Janice stands in front of the television set, the screen green ashes, a dead fire. Efficiently she undresses herself. Her dark-tipped breasts droop tubular and sway as she disengages her pantyhose. Her tan stops below her throat. Other summers they used to go to the West Brewer pool some Sundays but the kid became too big to go with his parents so none go now. They haven't gone to the Shore since the Springers discovered the Poconos. Buggy brown lakes imprisoned among dark green trees: Rabbit hates it there and never goes, never goes anywhere, takes his vacation around the house. He used to daydream about going South, Florida or Alabama, to see the cotton fields and the alligators, but that was a boy's dream and died with the baby. He once saw Texas and that has to be enough. Tongue pinched between her lips, naked Janice unbuttons his shirt, fumbling. Numbly he takes over, completes the job. The pants, the shoes last. Socks. Air knows him, air of day still lingering, summer air tingling along the skin that never knows the light. He and Janice have not made love in the light for years. She asks him in the middle of it, "Don't you love seeing? I used to be so embarrassed."

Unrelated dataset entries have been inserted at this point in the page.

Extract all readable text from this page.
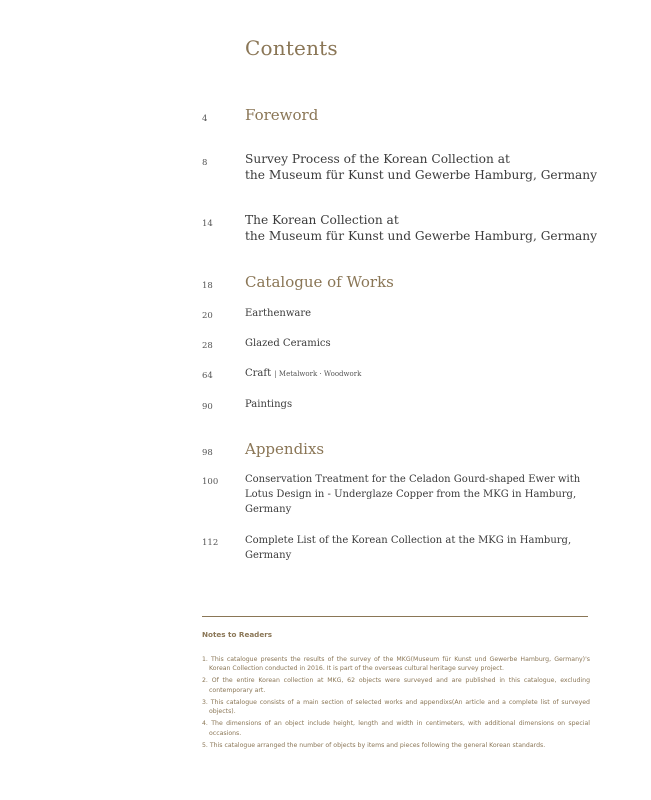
Contents
4	Foreword
8	Survey Process of the Korean Collection at
the Museum für Kunst und Gewerbe Hamburg, Germany
14	The Korean Collection at
the Museum für Kunst und Gewerbe Hamburg, Germany
18 Catalogue of Works
20	Earthenware
28	Glazed Ceramics
64	Craft | Metalwork · Woodwork
90	Paintings
98 Appendixs
100	Conservation Treatment for the Celadon Gourd-shaped Ewer with Lotus Design in - Underglaze Copper from the MKG in Hamburg, Germany
112	Complete List of the Korean Collection at the MKG in Hamburg, Germany
Notes to Readers
1. This catalogue presents the results of the survey of the MKG(Museum für Kunst und Gewerbe Hamburg, Germany)'s Korean Collection conducted in 2016. It is part of the overseas cultural heritage survey project.
2. Of the entire Korean collection at MKG, 62 objects were surveyed and are published in this catalogue, excluding contemporary art.
3. This catalogue consists of a main section of selected works and appendixs(An article and a complete list of surveyed objects).
4. The dimensions of an object include height, length and width in centimeters, with additional dimensions on special occasions.
5. This catalogue arranged the number of objects by items and pieces following the general Korean standards.
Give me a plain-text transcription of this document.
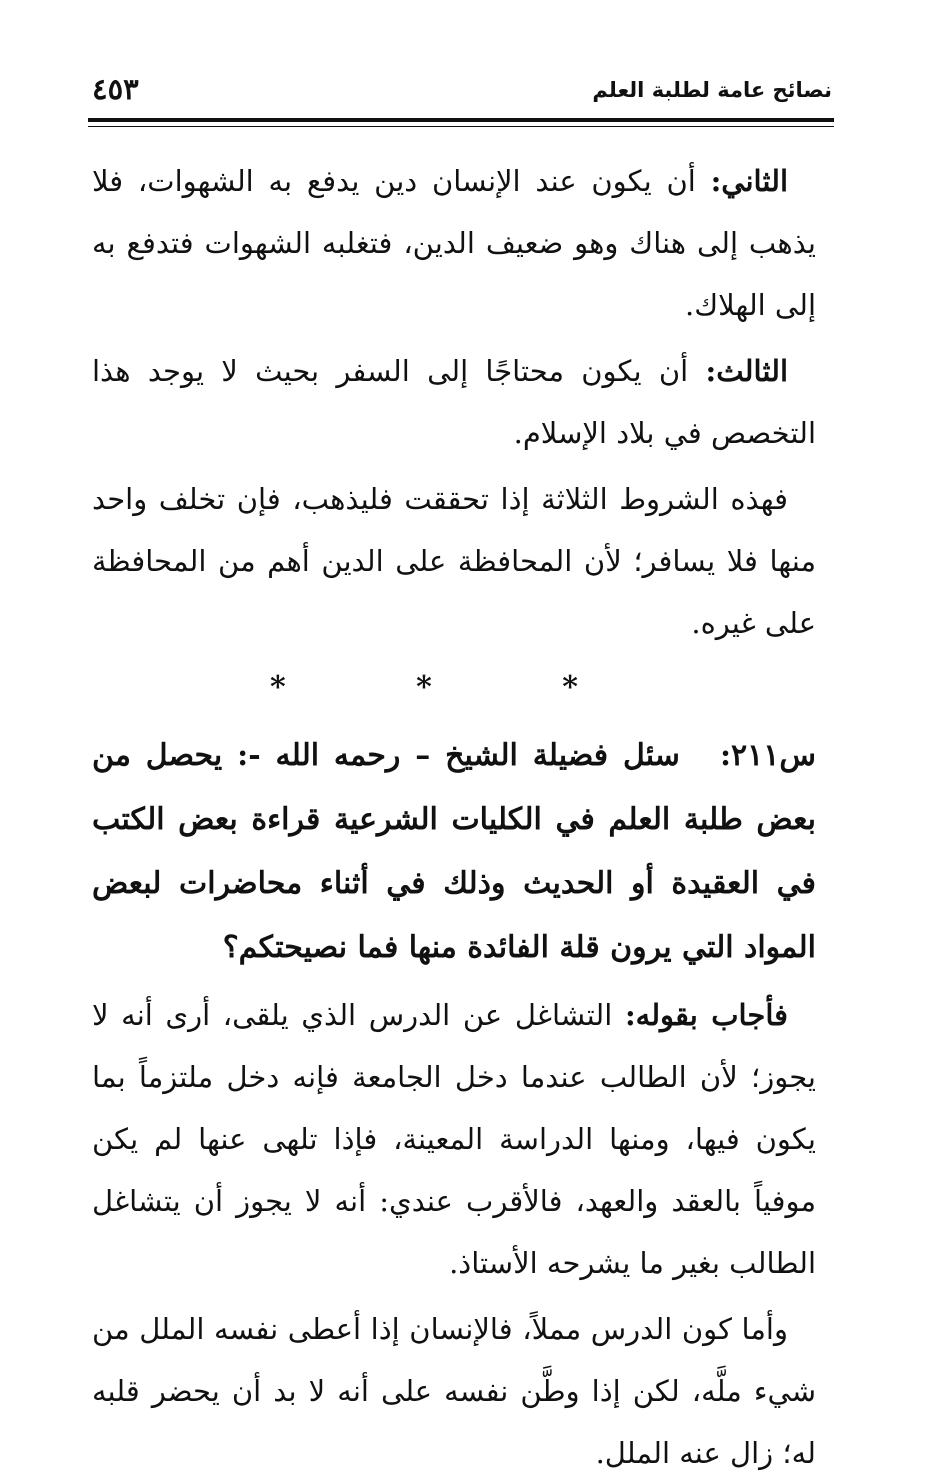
نصائح عامة لطلبة العلم
٤٥٣

الثاني: أن يكون عند الإنسان دين يدفع به الشهوات، فلا يذهب إلى هناك وهو ضعيف الدين، فتغلبه الشهوات فتدفع به إلى الهلاك.

الثالث: أن يكون محتاجًا إلى السفر بحيث لا يوجد هذا التخصص في بلاد الإسلام.

فهذه الشروط الثلاثة إذا تحققت فليذهب، فإن تخلف واحد منها فلا يسافر؛ لأن المحافظة على الدين أهم من المحافظة على غيره.

* * *

س٢١١:سئل فضيلة الشيخ – رحمه الله -: يحصل من بعض طلبة العلم في الكليات الشرعية قراءة بعض الكتب في العقيدة أو الحديث وذلك في أثناء محاضرات لبعض المواد التي يرون قلة الفائدة منها فما نصيحتكم؟

فأجاب بقوله: التشاغل عن الدرس الذي يلقى، أرى أنه لا يجوز؛ لأن الطالب عندما دخل الجامعة فإنه دخل ملتزماً بما يكون فيها، ومنها الدراسة المعينة، فإذا تلهى عنها لم يكن موفياً بالعقد والعهد، فالأقرب عندي: أنه لا يجوز أن يتشاغل الطالب بغير ما يشرحه الأستاذ.

وأما كون الدرس مملاً، فالإنسان إذا أعطى نفسه الملل من شيء ملَّه، لكن إذا وطَّن نفسه على أنه لا بد أن يحضر قلبه له؛ زال عنه الملل.
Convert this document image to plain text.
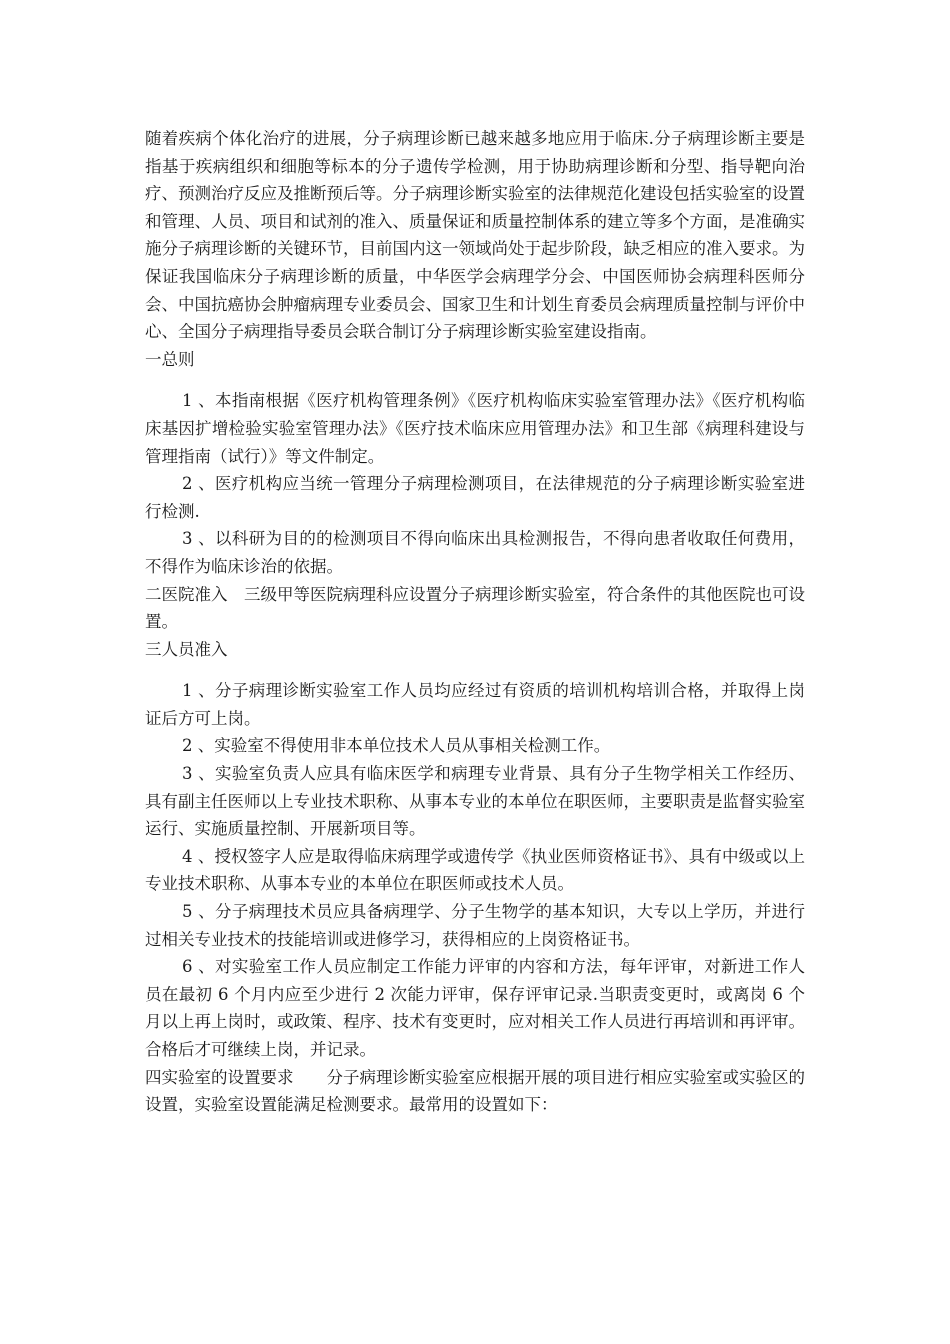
随着疾病个体化治疗的进展，分子病理诊断已越来越多地应用于临床.分子病理诊断主要是指基于疾病组织和细胞等标本的分子遗传学检测，用于协助病理诊断和分型、指导靶向治疗、预测治疗反应及推断预后等。分子病理诊断实验室的法律规范化建设包括实验室的设置和管理、人员、项目和试剂的准入、质量保证和质量控制体系的建立等多个方面，是准确实施分子病理诊断的关键环节，目前国内这一领域尚处于起步阶段，缺乏相应的准入要求。为保证我国临床分子病理诊断的质量，中华医学会病理学分会、中国医师协会病理科医师分会、中国抗癌协会肿瘤病理专业委员会、国家卫生和计划生育委员会病理质量控制与评价中心、全国分子病理指导委员会联合制订分子病理诊断实验室建设指南。

一总则

1 、本指南根据《医疗机构管理条例》《医疗机构临床实验室管理办法》《医疗机构临床基因扩增检验实验室管理办法》《医疗技术临床应用管理办法》和卫生部《病理科建设与管理指南（试行）》等文件制定。

2 、医疗机构应当统一管理分子病理检测项目，在法律规范的分子病理诊断实验室进行检测.

3 、以科研为目的的检测项目不得向临床出具检测报告，不得向患者收取任何费用，不得作为临床诊治的依据。

二医院准入　三级甲等医院病理科应设置分子病理诊断实验室，符合条件的其他医院也可设置。

三人员准入

1 、分子病理诊断实验室工作人员均应经过有资质的培训机构培训合格，并取得上岗证后方可上岗。

2 、实验室不得使用非本单位技术人员从事相关检测工作。

3 、实验室负责人应具有临床医学和病理专业背景、具有分子生物学相关工作经历、具有副主任医师以上专业技术职称、从事本专业的本单位在职医师，主要职责是监督实验室运行、实施质量控制、开展新项目等。

4 、授权签字人应是取得临床病理学或遗传学《执业医师资格证书》、具有中级或以上专业技术职称、从事本专业的本单位在职医师或技术人员。

5 、分子病理技术员应具备病理学、分子生物学的基本知识，大专以上学历，并进行过相关专业技术的技能培训或进修学习，获得相应的上岗资格证书。

6 、对实验室工作人员应制定工作能力评审的内容和方法，每年评审，对新进工作人员在最初 6 个月内应至少进行 2 次能力评审，保存评审记录.当职责变更时，或离岗 6 个月以上再上岗时，或政策、程序、技术有变更时，应对相关工作人员进行再培训和再评审。合格后才可继续上岗，并记录。

四实验室的设置要求　　分子病理诊断实验室应根据开展的项目进行相应实验室或实验区的设置，实验室设置能满足检测要求。最常用的设置如下：
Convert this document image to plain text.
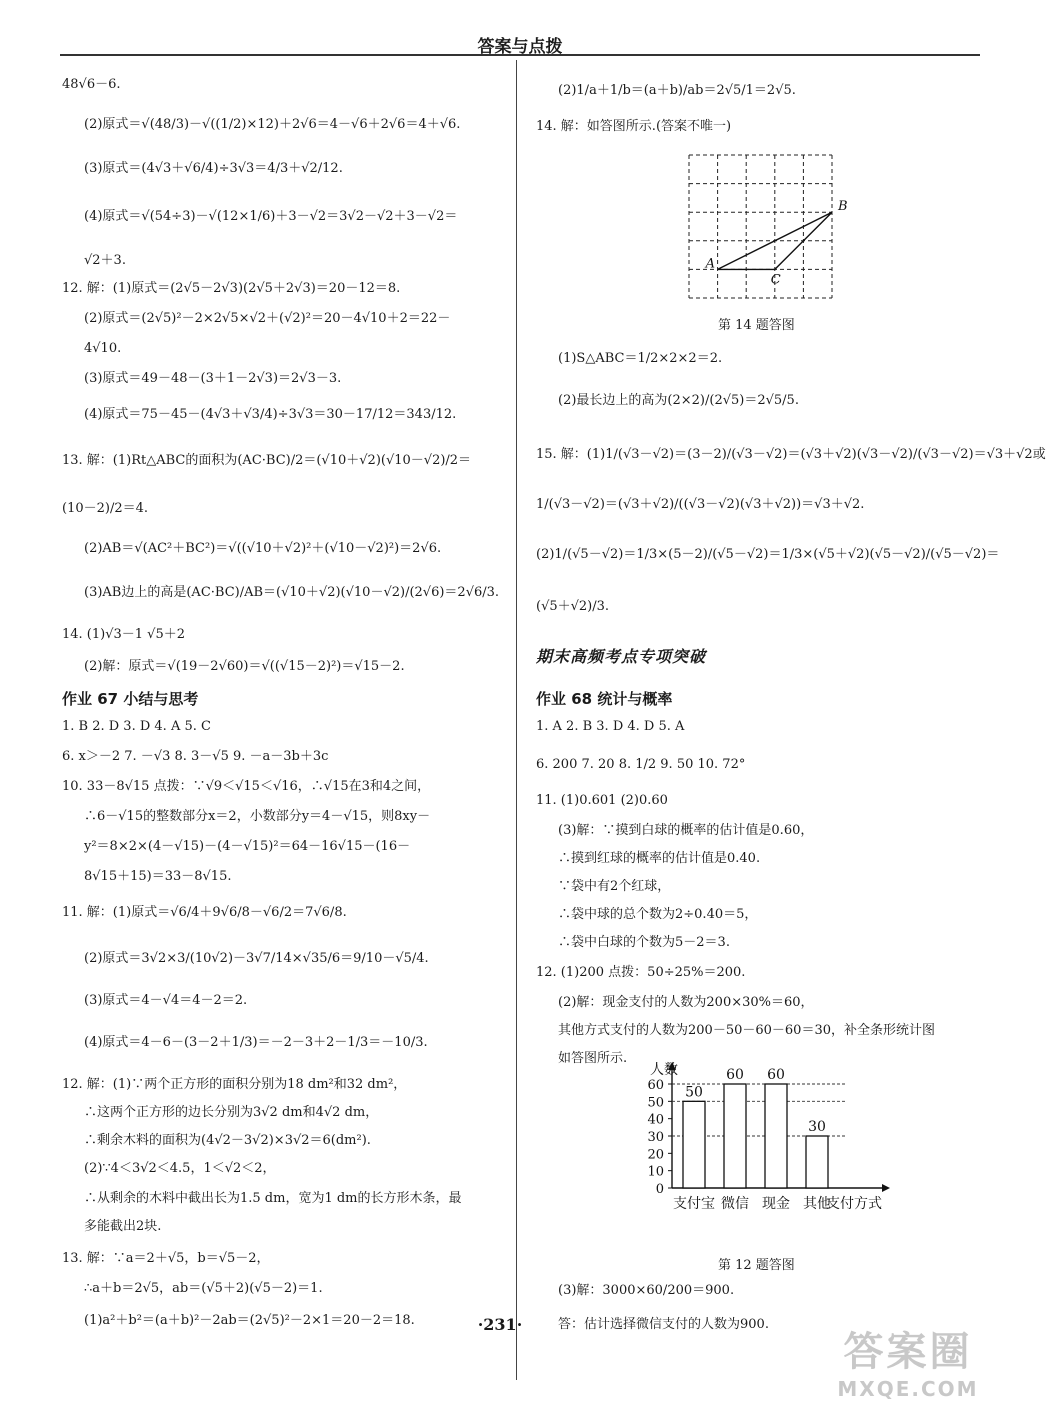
答案与点拨
48√6－6.
(2)原式＝√(48/3)－√((1/2)×12)＋2√6＝4－√6＋2√6＝4＋√6.
(3)原式＝(4√3＋√6/4)÷3√3＝4/3＋√2/12.
(4)原式＝√(54÷3)－√(12×1/6)＋3－√2＝3√2－√2＋3－√2＝
√2＋3.
12. 解：(1)原式＝(2√5－2√3)(2√5＋2√3)＝20－12＝8.
(2)原式＝(2√5)²－2×2√5×√2＋(√2)²＝20－4√10＋2＝22－
4√10.
(3)原式＝49－48－(3＋1－2√3)＝2√3－3.
(4)原式＝75－45－(4√3＋√3/4)÷3√3＝30－17/12＝343/12.
13. 解：(1)Rt△ABC的面积为(AC·BC)/2＝(√10＋√2)(√10－√2)/2＝
(10－2)/2＝4.
(2)AB＝√(AC²＋BC²)＝√((√10＋√2)²＋(√10－√2)²)＝2√6.
(3)AB边上的高是(AC·BC)/AB＝(√10＋√2)(√10－√2)/(2√6)＝2√6/3.
14. (1)√3－1 √5＋2
(2)解：原式＝√(19－2√60)＝√((√15－2)²)＝√15－2.
作业 67 小结与思考
1. B 2. D 3. D 4. A 5. C
6. x＞－2 7. －√3 8. 3－√5 9. －a－3b＋3c
10. 33－8√15 点拨：∵√9＜√15＜√16，∴√15在3和4之间，
∴6－√15的整数部分x＝2，小数部分y＝4－√15，则8xy－
y²＝8×2×(4－√15)－(4－√15)²＝64－16√15－(16－
8√15＋15)＝33－8√15.
11. 解：(1)原式＝√6/4＋9√6/8－√6/2＝7√6/8.
(2)原式＝3√2×3/(10√2)－3√7/14×√35/6＝9/10－√5/4.
(3)原式＝4－√4＝4－2＝2.
(4)原式＝4－6－(3－2＋1/3)＝－2－3＋2－1/3＝－10/3.
12. 解：(1)∵两个正方形的面积分别为18 dm²和32 dm²，
∴这两个正方形的边长分别为3√2 dm和4√2 dm，
∴剩余木料的面积为(4√2－3√2)×3√2＝6(dm²).
(2)∵4＜3√2＜4.5，1＜√2＜2，
∴从剩余的木料中截出长为1.5 dm，宽为1 dm的长方形木条，最
多能截出2块.
13. 解：∵a＝2＋√5，b＝√5－2，
∴a＋b＝2√5，ab＝(√5＋2)(√5－2)＝1.
(1)a²＋b²＝(a＋b)²－2ab＝(2√5)²－2×1＝20－2＝18.
A
B
C
第 14 题答图
0
10
20
30
40
50
60
人数
50
支付宝
60
微信
60
现金
30
其他
支付方式
第 12 题答图
(2)1/a＋1/b＝(a＋b)/ab＝2√5/1＝2√5.
14. 解：如答图所示.(答案不唯一)
(1)S△ABC＝1/2×2×2＝2.
(2)最长边上的高为(2×2)/(2√5)＝2√5/5.
15. 解：(1)1/(√3－√2)＝(3－2)/(√3－√2)＝(√3＋√2)(√3－√2)/(√3－√2)＝√3＋√2或
1/(√3－√2)＝(√3＋√2)/((√3－√2)(√3＋√2))＝√3＋√2.
(2)1/(√5－√2)＝1/3×(5－2)/(√5－√2)＝1/3×(√5＋√2)(√5－√2)/(√5－√2)＝
(√5＋√2)/3.
期末高频考点专项突破
作业 68 统计与概率
1. A 2. B 3. D 4. D 5. A
6. 200 7. 20 8. 1/2 9. 50 10. 72°
11. (1)0.601 (2)0.60
(3)解：∵摸到白球的概率的估计值是0.60，
∴摸到红球的概率的估计值是0.40.
∵袋中有2个红球，
∴袋中球的总个数为2÷0.40＝5，
∴袋中白球的个数为5－2＝3.
12. (1)200 点拨：50÷25%＝200.
(2)解：现金支付的人数为200×30%＝60，
其他方式支付的人数为200－50－60－60＝30，补全条形统计图
如答图所示.
(3)解：3000×60/200＝900.
答：估计选择微信支付的人数为900.
·231·
答案圈
MXQE.COM
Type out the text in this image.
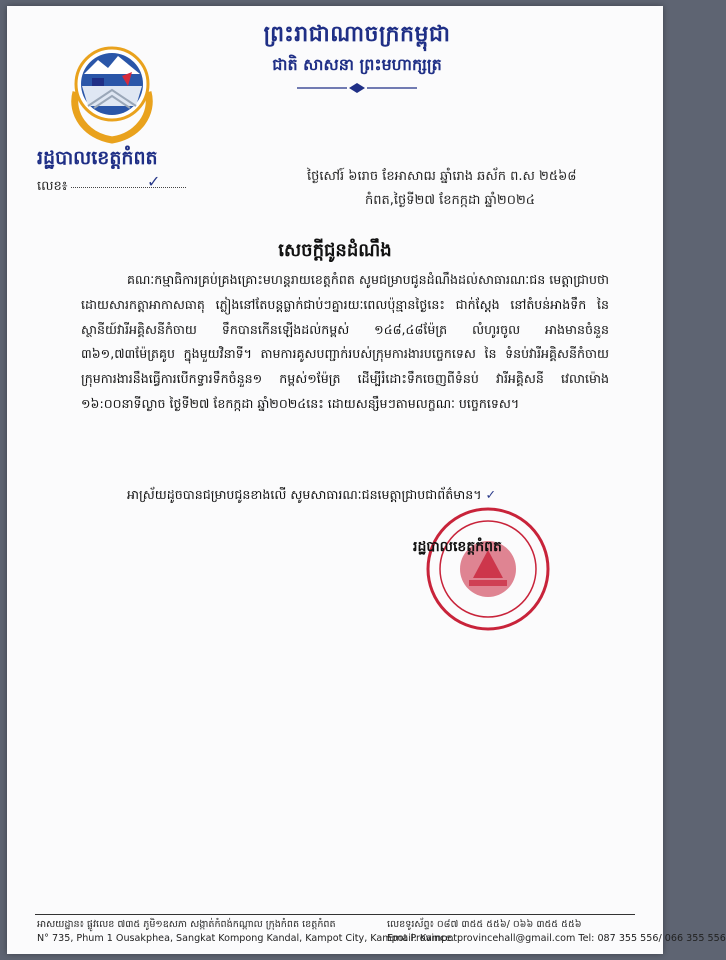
រដ្ឋបាលខេត្តកំពត
លេខ៖	✓
ព្រះរាជាណាចក្រកម្ពុជា
ជាតិ សាសនា ព្រះមហាក្សត្រ
ថ្ងៃសៅរ៍ ៦រោច ខែអាសាឍ ឆ្នាំរោង ឆស័ក ព.ស ២៥៦៨
កំពត,ថ្ងៃទី២៧ ខែកក្កដា ឆ្នាំ២០២៤
សេចក្តីជូនដំណឹង
គណៈកម្មាធិការគ្រប់គ្រងគ្រោះមហន្តរាយខេត្តកំពត សូមជម្រាបជូនដំណឹងដល់សាធារណៈជន មេត្តាជ្រាបថា ដោយសារកត្តាអាកាសធាតុ ភ្លៀងនៅតែបន្តធ្លាក់ជាប់ៗគ្នារយៈពេលប៉ុន្មានថ្ងៃនេះ ជាក់ស្តែង នៅតំបន់អាងទឹក នៃស្ថានីយ៍វារីអគ្គិសនីកំចាយ ទឹកបានកើនឡើងដល់កម្ពស់ ១៤៨,៤៨ម៉ែត្រ លំហូរចូល អាងមានចំនួន ៣៦១,៧៣ម៉ែត្រគូប ក្នុងមួយវិនាទី។ តាមការគូសបញ្ជាក់របស់ក្រុមការងារបច្ចេកទេស នៃ ទំនប់វារីអគ្គិសនីកំចាយ ក្រុមការងារនឹងធ្វើការបើកទ្វារទឹកចំនួន១ កម្ពស់១ម៉ែត្រ ដើម្បីរំដោះទឹកចេញពីទំនប់ វារីអគ្គិសនី វេលាម៉ោង ១៦:០០នាទីល្ងាច ថ្ងៃទី២៧ ខែកក្កដា ឆ្នាំ២០២៤នេះ ដោយសន្សឹមៗតាមលក្ខណៈ បច្ចេកទេស។
អាស្រ័យដូចបានជម្រាបជូនខាងលើ សូមសាធារណៈជនមេត្តាជ្រាបជាព័ត៌មាន។ ✓
រដ្ឋបាលខេត្តកំពត
អាសយដ្ឋាន៖ ផ្លូវលេខ ៧៣៥ ភូមិ១ឧសភា សង្កាត់កំពង់កណ្តាល ក្រុងកំពត ខេត្តកំពត
N° 735, Phum 1 Ousakphea, Sangkat Kompong Kandal, Kampot City, Kampot Province.
លេខទូរស័ព្ទ៖ ០៨៧ ៣៥៥ ៥៥៦/ ០៦៦ ៣៥៥ ៥៥៦
Email: Kampotprovincehall@gmail.com Tel: 087 355 556/ 066 355 556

In twilight they eat, still naked, salami sandwiches she makes, and drink whisky. Their house stays dark, though the others around them, that mirror it, turn on their lights. These neighboring lights, and the cars that pass along Vista Crescent, throw sliding soft witnesses into their room: the open shelves lunge like parallel swords, the driftwood lamp throws a rhinoceros-shadow, the school portrait of Nelson, in its cardboard frame on the mantel, from beneath the embalming tints ofits color wash, smiles. To help them see when darkness comes, Janice turns on the television set without sound, and by the bluish flicker of module models pantomiming flight, of riot troops standing before smashed supermarkets, of a rowboat landing in Florida having crossed the Atlantic, of situation comedies and western melodramas, of great gray momentary faces unstable as quicksilver, they make love again, her body a stretch of powdery sand, her mouth a loose black hole, her eyes holes with sparks in them, his own body a barren landscape lit by bombardment, silently exploding images no gentler than Janice's playful expert touches, that pass through him and do him no harm. She inverts herself and pours out upon him the months of her new knowledge; her appetite frightens him, knowing he cannot fill it, any more than Earth's appetite for death can be satisfied. Her guilt became love; her love becomes rage. The first time was too quick but the second was sweet, with work and sweat in it, and the third time strainingly sweet, a work of the spirit almost purely, and the fourth time, because there was no fourth time, sad; straddling his thighs, her cunt revealed by the flickering touch of the television to be lopsidedly agape, she bows her head, her hair tickling his belly, and drops cold tears, starpricks, upon the slack flesh that has failed her.